Menurut salah seorang penasehat kenaziran mesjid, Almarhum Abdul Madjid Dalimunthe dalam satu kesempatan  mengatakan, sejak kemerdekaan Republik Indonesai, Mesjid tersebut masuk dalam pengawasan Departemen Agama, hingga kemudian nama Mesjid Raya dirubah menjadi Mesjid Agung Rantauprapat. Dalam perkebangannya, mesjid tersebut pernah  memiliki Klinik Kesehatan dan  juga Sekolah Madrasah yang berada didalam lingkungan mesjid.
“Sejak zaman Belanda nama Mesjid Raya sekitar tahun 1986 di rumah menjadi Mesjid Agung Rantauprapat,” ujar lelaki yang pernah menjadi nazir mesjid di tahun 1984 hingga 1989 ketika ditemuai dirumahnya   yang tidak jauh dari lokasi Mesjid tersebut.

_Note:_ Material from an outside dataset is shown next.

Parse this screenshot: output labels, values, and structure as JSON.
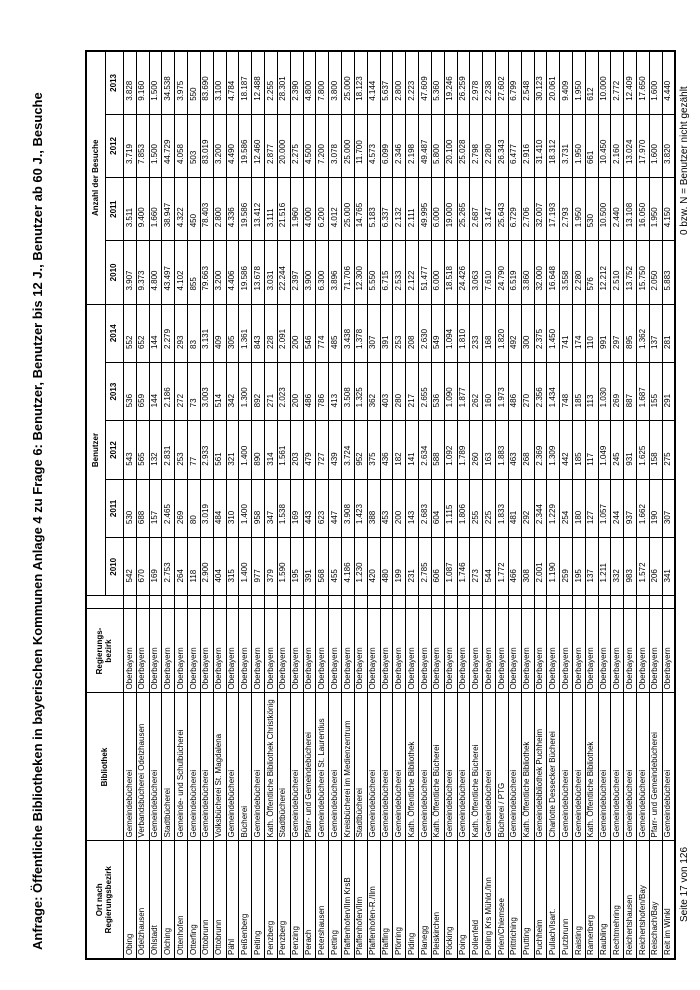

Selanjutnya dikatakan Abdul Madjid, klinik yang terdapat di lokasi mesjid tersebut, dikelola oleh dua dokter, yaitu dokter umum dan satu orang dokter gigi.  Dari pendapatan yang diperoleh kedua dokter itu setiap satu pasien  akan meberikan sumbangan untuk mesjid sebesar Rp1000. Namun seiring dengan pelayanan Rumah Sakit Daerah (RSUD) Rantauprapat yang memberikan pelayanan Jamkesmas dan Jamkesda klinik dilingkungan mesjid akhirnya ditutup.
Sementara itu, selama bulan puasa, rutinitas kegiatan ibadah dilasakanakan sebagaimana bisanya dengan mesjid lainnya. Pengajian (tadaruz) setiap malam berkumandang di Mesjid Raya ini begitu juga dengan kegiatan ibadah sholat Taraweh, maupun sholat lima waktu, selalu tampak ramai disana. Begitu juga siang hari, setelah sholat Zhuhur banyak warga yang istrahat sambil menunggu datangnya waktu sholat Ashar.

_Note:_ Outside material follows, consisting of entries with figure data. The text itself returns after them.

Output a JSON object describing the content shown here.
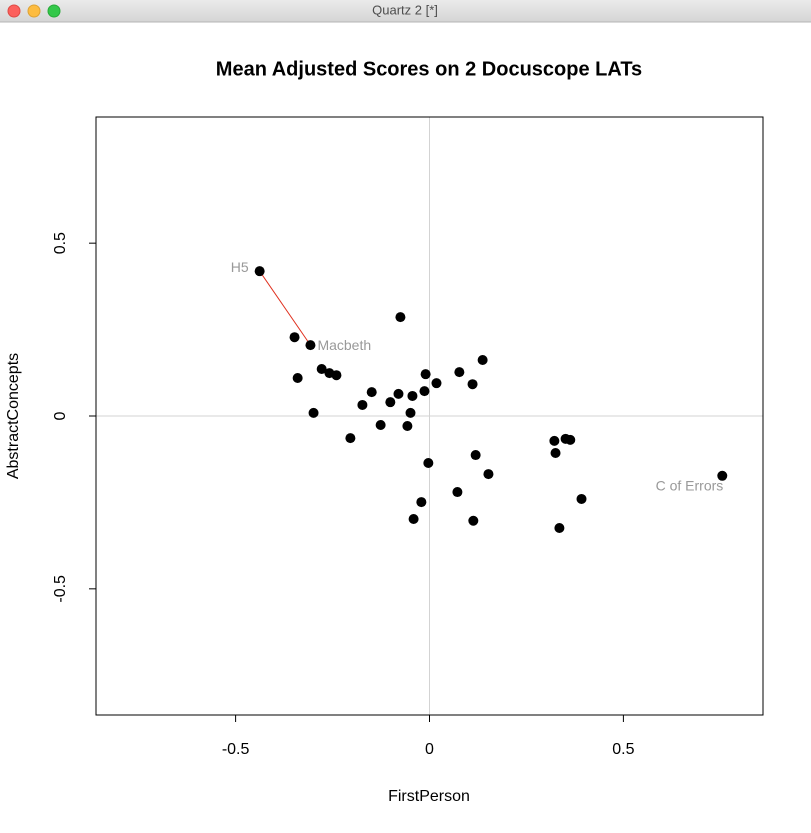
{
  "window_title": "Quartz 2 [*]",
  "chart_data": {
    "type": "scatter",
    "title": "Mean Adjusted Scores on 2 Docuscope LATs",
    "x_label": "FirstPerson",
    "y_label": "AbstractConcepts",
    "xlim": [
      -0.86,
      0.86
    ],
    "ylim": [
      -0.865,
      0.865
    ],
    "xticks": [
      -0.5,
      0.0,
      0.5
    ],
    "yticks": [
      -0.5,
      0.0,
      0.5
    ],
    "zero_lines": true,
    "color": "#000000",
    "label_color": "#999999",
    "connector_color": "#e0301e",
    "x": [
      -0.438,
      -0.348,
      -0.307,
      -0.075,
      -0.34,
      -0.278,
      -0.258,
      -0.24,
      -0.299,
      -0.149,
      -0.173,
      -0.101,
      -0.08,
      -0.044,
      -0.01,
      -0.013,
      0.018,
      0.077,
      0.111,
      0.137,
      -0.049,
      -0.057,
      -0.126,
      -0.204,
      -0.003,
      0.119,
      0.152,
      0.072,
      -0.021,
      -0.041,
      0.113,
      0.322,
      0.351,
      0.363,
      0.325,
      0.392,
      0.335,
      0.755
    ],
    "values": [
      0.419,
      0.228,
      0.205,
      0.286,
      0.11,
      0.136,
      0.124,
      0.118,
      0.009,
      0.069,
      0.032,
      0.04,
      0.064,
      0.058,
      0.121,
      0.072,
      0.095,
      0.127,
      0.092,
      0.162,
      0.009,
      -0.029,
      -0.026,
      -0.064,
      -0.136,
      -0.113,
      -0.168,
      -0.22,
      -0.249,
      -0.298,
      -0.303,
      -0.072,
      -0.066,
      -0.069,
      -0.107,
      -0.24,
      -0.324,
      -0.173
    ],
    "point_labels": [
      "H5",
      null,
      "Macbeth",
      null,
      null,
      null,
      null,
      null,
      null,
      null,
      null,
      null,
      null,
      null,
      null,
      null,
      null,
      null,
      null,
      null,
      null,
      null,
      null,
      null,
      null,
      null,
      null,
      null,
      null,
      null,
      null,
      null,
      null,
      null,
      null,
      null,
      null,
      "C of Errors"
    ]
  }
}
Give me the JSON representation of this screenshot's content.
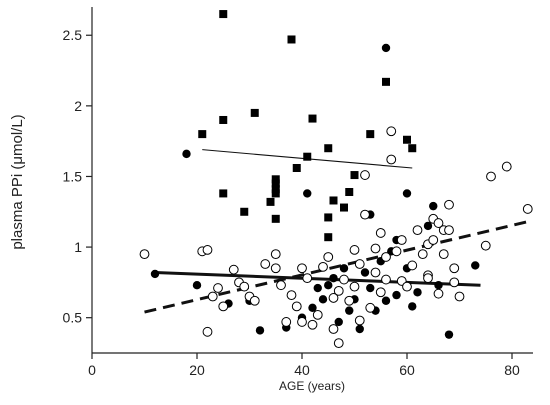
{
  "chart_data": {
    "type": "scatter",
    "title": "",
    "xlabel": "AGE (years)",
    "ylabel": "plasma PPi (μmol/L)",
    "xlim": [
      0,
      84
    ],
    "ylim": [
      0.25,
      2.7
    ],
    "xticks": [
      0,
      20,
      40,
      60,
      80
    ],
    "yticks": [
      0.5,
      1,
      1.5,
      2,
      2.5
    ],
    "ytick_labels": [
      "0.5",
      "1",
      "1.5",
      "2",
      "2.5"
    ],
    "grid": false,
    "legend": "none",
    "series": [
      {
        "marker": "square-filled",
        "points": [
          [
            25,
            2.65
          ],
          [
            38,
            2.47
          ],
          [
            56,
            2.17
          ],
          [
            21,
            1.8
          ],
          [
            25,
            1.9
          ],
          [
            31,
            1.95
          ],
          [
            42,
            1.91
          ],
          [
            53,
            1.8
          ],
          [
            60,
            1.76
          ],
          [
            61,
            1.7
          ],
          [
            45,
            1.7
          ],
          [
            41,
            1.64
          ],
          [
            39,
            1.56
          ],
          [
            35,
            1.48
          ],
          [
            35,
            1.45
          ],
          [
            35,
            1.41
          ],
          [
            35,
            1.38
          ],
          [
            25,
            1.38
          ],
          [
            34,
            1.32
          ],
          [
            29,
            1.25
          ],
          [
            35,
            1.2
          ],
          [
            50,
            1.51
          ],
          [
            49,
            1.39
          ],
          [
            46,
            1.33
          ],
          [
            48,
            1.28
          ],
          [
            45,
            1.21
          ],
          [
            45,
            1.07
          ]
        ]
      },
      {
        "marker": "circle-filled",
        "points": [
          [
            56,
            2.41
          ],
          [
            18,
            1.66
          ],
          [
            41,
            1.38
          ],
          [
            60,
            1.38
          ],
          [
            12,
            0.81
          ],
          [
            20,
            0.73
          ],
          [
            26,
            0.6
          ],
          [
            30,
            0.62
          ],
          [
            32,
            0.41
          ],
          [
            37,
            0.43
          ],
          [
            40,
            0.5
          ],
          [
            42,
            0.57
          ],
          [
            43,
            0.71
          ],
          [
            45,
            0.73
          ],
          [
            46,
            0.78
          ],
          [
            47,
            0.47
          ],
          [
            49,
            0.55
          ],
          [
            50,
            0.63
          ],
          [
            51,
            0.42
          ],
          [
            52,
            0.82
          ],
          [
            53,
            0.71
          ],
          [
            54,
            0.55
          ],
          [
            55,
            0.9
          ],
          [
            56,
            0.62
          ],
          [
            57,
            0.97
          ],
          [
            58,
            0.66
          ],
          [
            60,
            0.85
          ],
          [
            61,
            0.58
          ],
          [
            62,
            0.68
          ],
          [
            64,
            1.15
          ],
          [
            65,
            1.29
          ],
          [
            66,
            0.73
          ],
          [
            68,
            0.38
          ],
          [
            73,
            0.87
          ],
          [
            44,
            0.63
          ],
          [
            48,
            0.85
          ],
          [
            53,
            1.23
          ],
          [
            58,
            1.05
          ]
        ]
      },
      {
        "marker": "circle-open",
        "points": [
          [
            10,
            0.95
          ],
          [
            21,
            0.97
          ],
          [
            22,
            0.4
          ],
          [
            22,
            0.98
          ],
          [
            23,
            0.65
          ],
          [
            24,
            0.71
          ],
          [
            25,
            0.58
          ],
          [
            27,
            0.84
          ],
          [
            28,
            0.75
          ],
          [
            29,
            0.72
          ],
          [
            30,
            0.65
          ],
          [
            31,
            0.62
          ],
          [
            33,
            0.88
          ],
          [
            35,
            0.95
          ],
          [
            35,
            0.85
          ],
          [
            36,
            0.73
          ],
          [
            37,
            0.47
          ],
          [
            38,
            0.66
          ],
          [
            39,
            0.58
          ],
          [
            40,
            0.47
          ],
          [
            40,
            0.85
          ],
          [
            41,
            0.78
          ],
          [
            42,
            0.45
          ],
          [
            43,
            0.52
          ],
          [
            44,
            0.86
          ],
          [
            45,
            0.93
          ],
          [
            46,
            0.64
          ],
          [
            46,
            0.42
          ],
          [
            47,
            0.69
          ],
          [
            47,
            0.32
          ],
          [
            48,
            0.77
          ],
          [
            49,
            0.62
          ],
          [
            50,
            0.98
          ],
          [
            50,
            0.72
          ],
          [
            51,
            0.48
          ],
          [
            51,
            0.88
          ],
          [
            52,
            1.23
          ],
          [
            52,
            1.51
          ],
          [
            53,
            0.57
          ],
          [
            54,
            0.99
          ],
          [
            54,
            0.82
          ],
          [
            55,
            1.1
          ],
          [
            55,
            0.68
          ],
          [
            56,
            0.93
          ],
          [
            56,
            0.77
          ],
          [
            57,
            1.62
          ],
          [
            57,
            1.82
          ],
          [
            58,
            0.97
          ],
          [
            59,
            1.05
          ],
          [
            59,
            0.76
          ],
          [
            60,
            0.72
          ],
          [
            61,
            0.87
          ],
          [
            62,
            1.12
          ],
          [
            63,
            0.95
          ],
          [
            64,
            1.02
          ],
          [
            64,
            0.8
          ],
          [
            65,
            1.2
          ],
          [
            65,
            1.05
          ],
          [
            66,
            1.17
          ],
          [
            66,
            0.67
          ],
          [
            67,
            1.12
          ],
          [
            67,
            0.95
          ],
          [
            68,
            1.3
          ],
          [
            68,
            1.12
          ],
          [
            69,
            0.75
          ],
          [
            69,
            0.85
          ],
          [
            70,
            0.65
          ],
          [
            75,
            1.01
          ],
          [
            76,
            1.5
          ],
          [
            79,
            1.57
          ],
          [
            83,
            1.27
          ],
          [
            64,
            0.78
          ]
        ]
      }
    ],
    "trend_lines": [
      {
        "style": "solid-thin",
        "x": [
          21,
          61
        ],
        "y": [
          1.69,
          1.56
        ]
      },
      {
        "style": "solid-thick",
        "x": [
          12,
          74
        ],
        "y": [
          0.82,
          0.73
        ]
      },
      {
        "style": "dashed-thick",
        "x": [
          10,
          83
        ],
        "y": [
          0.54,
          1.18
        ]
      }
    ]
  }
}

Betapa banyak keutamaan bulan puasa ini membuat Mesjid Raya Rantauprapat selalu ramai di kunjungi jemaah. Halaman mesjid yang luas menjadikan kenyaman tersendiri bagi orang yang  melintas di Jalan Lintas Sumatera untuk istrahat sekaligus melaksankan sholat di Mesjid itu. Sebab halamannya juga cukup luas membuat pemilik kenderaan merasa nyaman  karena  tidak sulit untuk memarkirkan kenderaan mereka.
Bahkan bagi sebahagian warga yang melakukan perjalanan jauh misalnya dari Medan menuju Sidempuan atau Jakarta, Mesjid  Raya Rantauprapat menjadi tempat pilihan untuk lokasi istrahat dan sekaligus dapat melaksanakan ibadah sholat.
Salah seorang warga Akhyar, 28 mengatakan,  dirinya lebih menyukai sholat di Mesjid Raya Rantauprapat, karena lokasinya berada persisi di jalan Lintas Sumatera. Selain itu kondisi airnya  sangat baik karena jarang terjadi macet dan tidak seperti air di Mesjid yang dikelola oleh pemerintah daerah di kawasan Ujung Bandar. (sartana nasution)



Teks Photo: Mesjid Raya Rantauprapat tampak ornamennya masih terjaga seperti pada zaman kerajaan di masa lalu. Bangunan Mesjid itu awalnya didanai dari sebahagian sisa kutipan pajak di zaman penjajahan Belanda.